Bio: Norman Lebrecht is one of the most widely-read commentators on music, culture and politics. He is a regular presenter on BBC Radio 3 and a contributor to Bloomberg and the Wall Street Journal. His many books - which include The Maestro Myth, When the Music Stops, Mahler Remembered and The Life and Death of Classical Music, have been translated into 17 languages.
Norman, could you describe what elements in the past supported the growth of classical music?
In places and periods where there was dialogue between performers and audiences such as Vienna 1900, Berlin 1920s, London 1950s, New York 1960s- the art flourished. Where and when that dialogue became moderated by middlemen, it stultified.
How did the community of this art-form begin to experience the challenges of today?
Let's separate music community from music business. Like Mrs Thatcher, I'm not sure there is such a thing as community, at least in an art where there is a supply side and a demand side. This is a supply side problem. The problem is twofold: The business of music encourages musicians to live in the past and to supply the public what is has already shown it wants; that absence of taste leadership has resulted in a failure of audience rejuvenation over the past 40 years. Where music has a captive audience, the supply side distorted the economy with inflated fees and bizarre protectionism. I have laid out materials for these arguments in three books: The Maestro Myth (1991) Who Killed Classical Music (1997) and The Life and Death of Classical Music (2007).
To that point, what factors have done the most damage to the state of the art?
The myopia, retro-vision, and cupidity of the music business. Arts flourish where there is invention, die where there is none.
You painted a picture of excess, corporate mergers, and excessive artist fees in your book, 'Who Killed Classical Music'. What has changed since it’s 1997’ publication?
Very little has changed in attitudes. The dominant CAMI has seen challenges from ICM and IMG wither away. Both businesses were sold at loss, ICM to its own staff and IMG Artists to a double-bankrupt and confessed fraudster. That just about summarizes the state of the classical music business. Additionally, the classical record industry, whose death I foretold, has duly expired - at least to the extent that the major labels are no longer relevant to artists and their careers.

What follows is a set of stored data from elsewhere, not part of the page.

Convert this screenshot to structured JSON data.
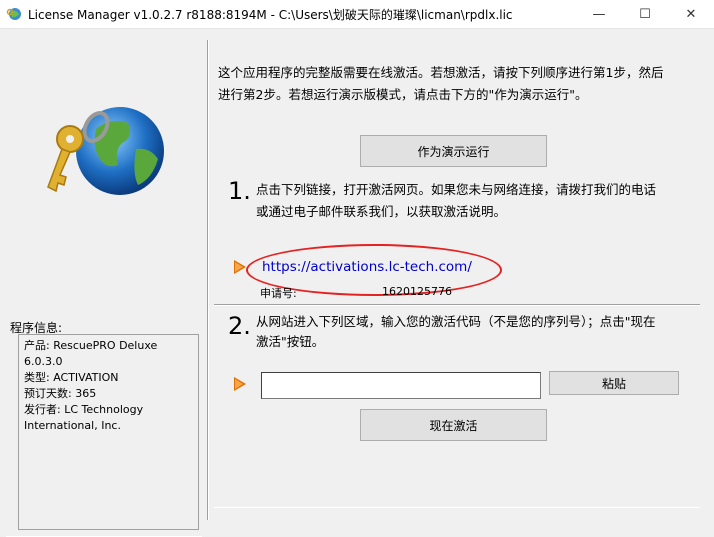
{
  "window": {
    "title": "License Manager v1.0.2.7 r8188:8194M - C:\\Users\\划破天际的璀璨\\licman\\rpdlx.lic",
    "minimize_glyph": "—",
    "maximize_glyph": "☐",
    "close_glyph": "✕"
  },
  "left_panel": {
    "info_label": "程序信息:",
    "info_lines": [
      "产品:   RescuePRO Deluxe",
      "6.0.3.0",
      "类型:   ACTIVATION",
      "预订天数:   365",
      "发行者:   LC Technology",
      "International, Inc."
    ]
  },
  "main": {
    "intro_line1": "这个应用程序的完整版需要在线激活。若想激活，请按下列顺序进行第1步，然后",
    "intro_line2": "进行第2步。若想运行演示版模式，请点击下方的\"作为演示运行\"。",
    "demo_button": "作为演示运行",
    "step1": {
      "number": "1.",
      "text_line1": "点击下列链接，打开激活网页。如果您未与网络连接，请拨打我们的电话",
      "text_line2": "或通过电子邮件联系我们，以获取激活说明。",
      "link": "https://activations.lc-tech.com/",
      "request_label": "申请号:",
      "request_value": "1620125776"
    },
    "step2": {
      "number": "2.",
      "text_line1": "从网站进入下列区域，输入您的激活代码（不是您的序列号）；点击\"现在",
      "text_line2": "激活\"按钮。",
      "code_value": "",
      "paste_button": "粘贴",
      "activate_button": "现在激活"
    }
  },
  "colors": {
    "accent_arrow": "#e07000",
    "link": "#0000cc",
    "highlight_ellipse": "#e52222"
  }
}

Would you say there is a state of denial about the picture you write about?
I don't think a lot of people in the business are in denial. They just play make-believe towards the media. Musicians, on the whole, have a pretty good idea what's what - and carry on playing so long as there's someone paying them.
What can those who love classical music do to support a healthy future of the music?
Innovate, innovate, innovate. Look for young artists who do things differently. We have the most extravagantly gifted generation of young conductors since the Second World War. All but one has avoided working with US orchestras, which they regard as dinosaurs. We have brilliant young pianists and violinists who struggle to get known because the ossified structure of the music business militates against their advancement. Radical change is needed if the art is to survive.